What is 'catastrophic implosion,' the likely cause of Titan submersible destruction?
Despite a three-day-long rescue operation, the five men on board the 22-foot submersible that had gone to see the Titanic could not be saved.
It is believed that a "catastrophic implosion" may have destroyed the Titan submersible.
This conclusion was drawn by the US Coast Guard after examining debris found underwater Thursday through a remote-controlled vehicle. The debris was found 1,600 feet (488 metres) from the bow of the Titanic.
“We immediately notified the families,” Rear Admiral John Mauger said at a briefing in Boston on Thursday.
“On behalf of the US Coast Guard and the entire unified command, I offer my deepest condolences.”
The rescuers had to race against time as Titan’s 96-hour oxygen supply was dwindling after it lost contact with the Canadian research vessel Polar Prince on June 18.
International fleets of ships and aircraft were deployed to scour the North Atlantic in the hopes of finding survivors.
There were five men on board the Titan. They were Hamish Harding, 58, of the UK, founder of investment firm Action Group and an avid adventurer; French maritime expert Paul-Henry Nargeolet, 77; Stockton Rush, 61, chief executive officer of Everett, Washington-based OceanGate Inc., which ran the expedition; and Shahzada Dawood, 48, and Suleman Dawood, 19, a father and son in one of Pakistan's most prominent families.
What is catastrophic implosion?
A catastrophic implosion happens when a vessel collapses on itself due to overwhelming internal pressure. When the pressure within a confined space becomes too much for the structure to bear, it leads to a catastrophic collapse.
Titan's’ main body, or “the hull”, is made of carbon fibre and titanium. The carbon fibre reinforced plastic hull might have collapsed when the hull imploded.

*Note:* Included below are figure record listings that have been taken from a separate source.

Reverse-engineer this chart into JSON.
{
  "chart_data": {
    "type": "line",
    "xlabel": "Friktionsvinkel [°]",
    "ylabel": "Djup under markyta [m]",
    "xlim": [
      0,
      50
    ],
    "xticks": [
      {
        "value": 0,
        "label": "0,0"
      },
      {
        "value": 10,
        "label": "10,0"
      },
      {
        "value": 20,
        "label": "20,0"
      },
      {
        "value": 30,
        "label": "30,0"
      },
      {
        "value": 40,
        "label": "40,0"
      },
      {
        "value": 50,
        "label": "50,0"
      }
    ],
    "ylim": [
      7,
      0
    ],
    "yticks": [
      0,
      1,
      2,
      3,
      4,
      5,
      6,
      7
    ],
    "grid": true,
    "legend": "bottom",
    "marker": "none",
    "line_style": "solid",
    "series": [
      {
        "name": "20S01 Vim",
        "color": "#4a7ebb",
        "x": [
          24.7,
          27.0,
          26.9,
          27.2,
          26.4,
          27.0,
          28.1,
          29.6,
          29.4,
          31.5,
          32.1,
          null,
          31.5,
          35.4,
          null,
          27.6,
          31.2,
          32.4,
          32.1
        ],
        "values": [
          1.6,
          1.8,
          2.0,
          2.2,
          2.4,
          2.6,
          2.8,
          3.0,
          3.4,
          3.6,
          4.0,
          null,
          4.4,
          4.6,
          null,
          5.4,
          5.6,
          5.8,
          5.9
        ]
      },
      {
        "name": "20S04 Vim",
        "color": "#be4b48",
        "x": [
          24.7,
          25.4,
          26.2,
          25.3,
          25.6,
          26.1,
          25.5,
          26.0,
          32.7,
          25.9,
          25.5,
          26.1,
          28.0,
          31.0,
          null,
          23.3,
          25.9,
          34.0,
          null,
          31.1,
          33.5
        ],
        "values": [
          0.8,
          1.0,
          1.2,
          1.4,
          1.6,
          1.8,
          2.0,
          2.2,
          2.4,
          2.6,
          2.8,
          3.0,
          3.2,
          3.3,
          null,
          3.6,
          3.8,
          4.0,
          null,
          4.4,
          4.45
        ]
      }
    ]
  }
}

“This is because the material is not ductile as metal alloys and therefore it catastrophically implodes,” Professor Stefano Brizzolara, the co-director of Virginia Tech Center for Marine Autonomy and Robotics, told ABC News.
At sea level, atmospheric pressure is 14.7 pounds per square inch (psi).

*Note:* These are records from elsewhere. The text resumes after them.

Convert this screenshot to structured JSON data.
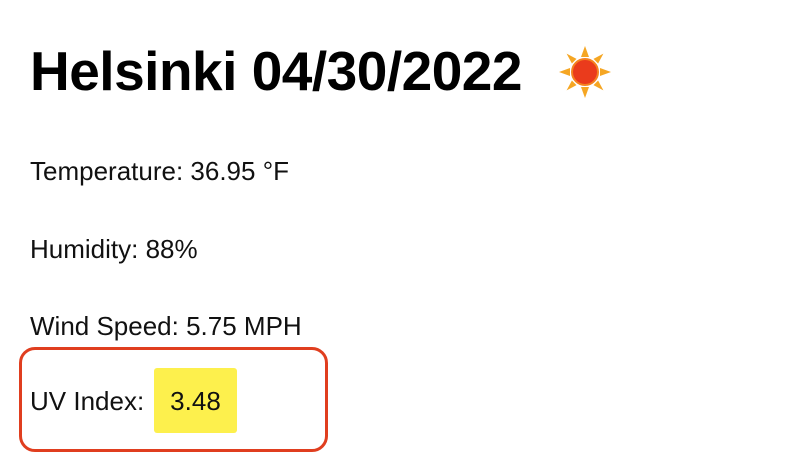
{
  "header": {
    "city": "Helsinki",
    "date": "04/30/2022",
    "title": "Helsinki 04/30/2022",
    "icon": "sun-icon"
  },
  "stats": {
    "temperature": "Temperature: 36.95 °F",
    "humidity": "Humidity: 88%",
    "wind_speed": "Wind Speed: 5.75 MPH",
    "uv_label": "UV Index:",
    "uv_value": "3.48"
  },
  "colors": {
    "uv_badge_background": "#fdf04d",
    "highlight_border": "#e03e1f",
    "sun_core": "#ea3b1c",
    "sun_rays": "#f5a623"
  }
}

Water pressure at the depth where the ocean liner lies is equivalent to around 400 atmospheres, nearly 6,000 psi.
As a comparison, the bite of a large great white shark exerts a force of nearly 4,000 psi, according to Scientific American.
It is believed that the implosion might have caused a defect in the hull or for some other reason, causing the submersible to collapse on itself in milliseconds as it was unable to withstand immense water pressure.
The chances of survival become zero as the occupants would have died instantly.
According to reports, OceanGate Inc. of Everett, which built the Titan, had designed the vessel to sustain the extreme water pressure at a depth of 4,000 meters.
However, safety concerns were raised after a lawsuit was filed involving OceanGate's former director of marine operations, David Lochridge, who was fired in 2018 after warning about the Titan's "experimental" carbon fibre hull.
How the implosion might have happened
Experts noted that a flood or failure of the vessel to withstand water pressure might have likely caused the implosion.
“That kind of catastrophic event would have happened within 20 milliseconds," submarine expert Eric Fusil from the University of Adelaide told ABC News.
The pressure hull of the Titan was made of a combination of titanium and a composite material of carbon fibres. The navy submarines, on the other hand, use high strength steel or titanium alloys.
"The titanium pressure vessel is very elastic— it can crush and then restore its initial shape," Fusil was quoted as saying.
"But the carbon fibres are completely different — it's something very stiff."
He, however, argued that the use of carbon fire is an “experimental technology” and it was too early to tell whether that design caused the issues.
What does an implosion feel like?
Fusil said that the five passengers on board Titan submersible might not have realised it was even happening.
"They wouldn't have realised they were dying because they cannot process that information that quickly," he was quoted as saying.
Forensic engineer Bart Kemper described the implosion to pricking a balloon.
"When I take a needle and poke it into a balloon, once you break that balloon, it's gone," he said.
"That's exactly the problem you have with a pressure vessel, and the fact that this is external pressure, not internal pressure, it doesn't matter.
"Once you lose integrity, with these kinds of pressures, it's gone," he said.
Titan, the submersible that went down
The 6.7-metre-long Titan was designed to carry a pilot and four crew to a maximum depth of 4,000 metres (13,120 feet).
According to OceanGate's website, an onboard system was able to track the health of the crew and provide “early warning detection for the pilot with enough time to arrest the descent and safely return to surface.”
But no messages were received after a mothership on the surface lost all communications with the Titan on June 18, about 1 hour and 45 minutes after it began diving toward the Titanic, which sank in 1912 on its first trans-Atlantic voyage.